Musul'da ikamet eden 24 yaşındaki Ahmed, “Saddam Hüseyin dönemini yaşamadım, ama şehrimde DEAŞ'ın yol açtığı yıkımı gördüm. Bizi koruyan ve iş imkanları sağlayan güçlü bir devlet istiyorum. Dürüst bir aday bulamazsam oy kullanmayacağım” ifadelerini kullandı.

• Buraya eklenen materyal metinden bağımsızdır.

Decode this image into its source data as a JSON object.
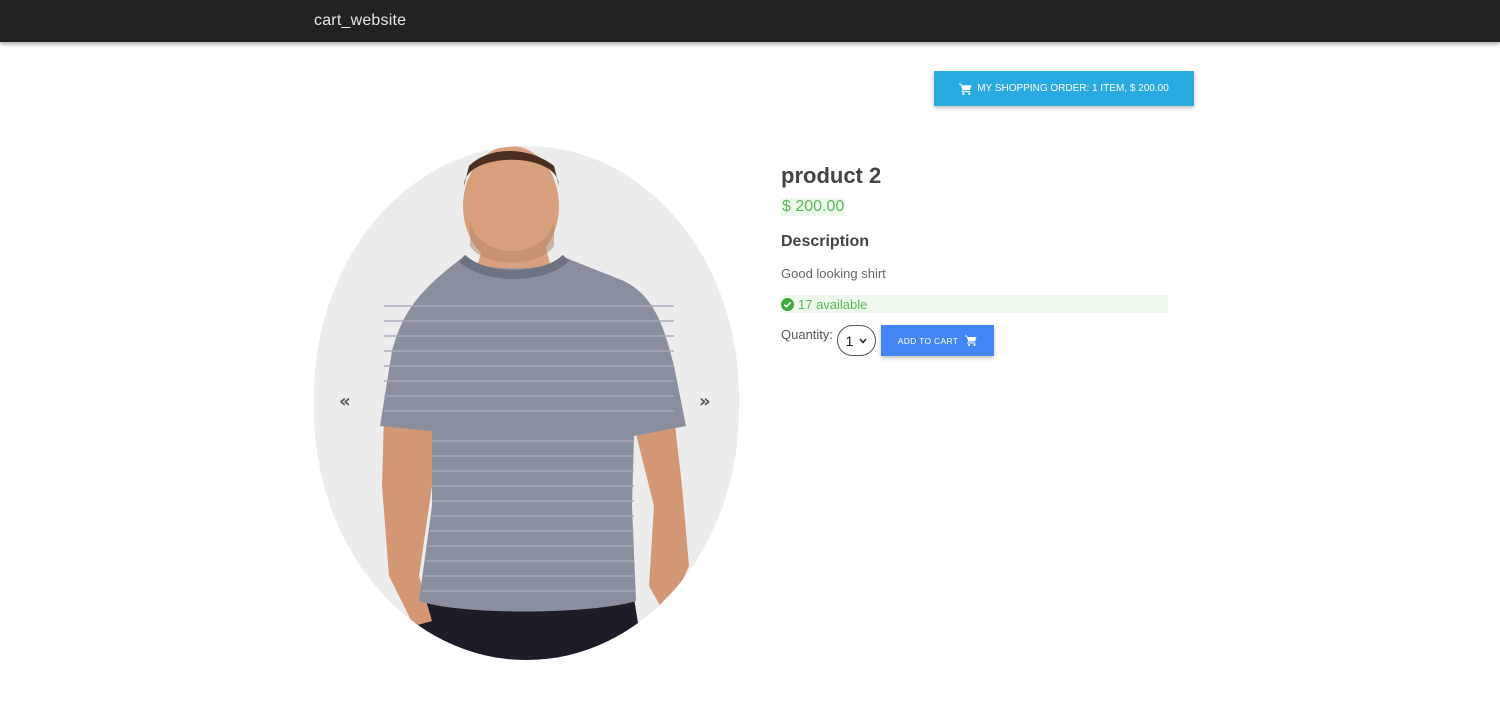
{
  "navbar": {
    "brand": "cart_website"
  },
  "order_button": {
    "label": "My Shopping Order: 1 item, $ 200.00",
    "icon": "cart-icon"
  },
  "product": {
    "title": "product 2",
    "price": "$ 200.00",
    "description_heading": "Description",
    "description": "Good looking shirt",
    "stock": "17 available",
    "quantity_label": "Quantity:",
    "quantity_value": "1",
    "add_to_cart_label": "Add to cart"
  },
  "gallery": {
    "prev_label": "«",
    "next_label": "»"
  },
  "colors": {
    "navbar": "#212121",
    "order_button": "#29aae3",
    "add_to_cart": "#4285f4",
    "price": "#5cb85c"
  }
}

Siyaset araştırmacısı Haydar er-Rebii durumu şöyle açıkladı: “2005 yılında yazılan anayasa, devletin zayıf ve sosyal dokunun parçalandığı bir dönemde ortaya çıktı. Çeşitli bileşenlerin çıkarlarını garanti altına almak için hazırlandı, ancak güçlü kurumlar oluşturmaya odaklanmadı. Sistem, seçmenlerin iradesinin değil, dengelerin esiri olarak doğdu.”
Kanlı olaylar
2006 ile 2014 yılları arasında Irak, modern tarihinin en şiddetli dönemini yaşadı. Samarra'daki iki imamın türbelerinin bombalanması, altyapının tükenmiş ve hizmetlerin yetersiz olduğu bir dönemde, yaygın mezhep çatışmalarına ve yüz binlerce insanın yerinden edilmesine yol açtı. Ekonomi araştırmacısı Zehra el-Bekri, “Devasa petrol gelirleri kalkınmaya dönüşmedi. Para maaşlara ve siyasi anlaşmalara gitti, vatandaşlara ulaşmadı” dedi.
2014 yılında DEAŞ, Irak'ın üçte birini ele geçirdi. Bu durum, devletin kırılganlığını ve siyasi sistemin halkı koruyamadığını gösterdi. Şehirler Irak güçleri tarafından kurtarıldıktan sonra da siyasi ve ekonomik krizler devam etti.
Kalabalık bir çarşının yakınında oturan Bağdatlı genç kadın Rim, “Politikacıların vaatlerinden bıktığımız için protestolara katılıyoruz. İşleyen hastaneler, istikrarlı elektrik ve iyi okullar istiyoruz. Bunlar basit talepler, ama karşılanmıyor” ifadelerini kullandı.
Ekim 2019 ayaklanması, mezhep ve fraksiyonların etkisinden uzak bir sivil devletin kurulmasını talep eden genç neslin gücünü somutlaştırdı. Sosyal araştırmacı Leyla el-Cenabi, “2019 yılının ekim ayı, gençlerin temel haklarını talep ederek vatandaş ve devlet arasındaki ilişkiyi yeniden tanımladıkları, yeni bir siyasi bilincin doğduğu andı” dedi.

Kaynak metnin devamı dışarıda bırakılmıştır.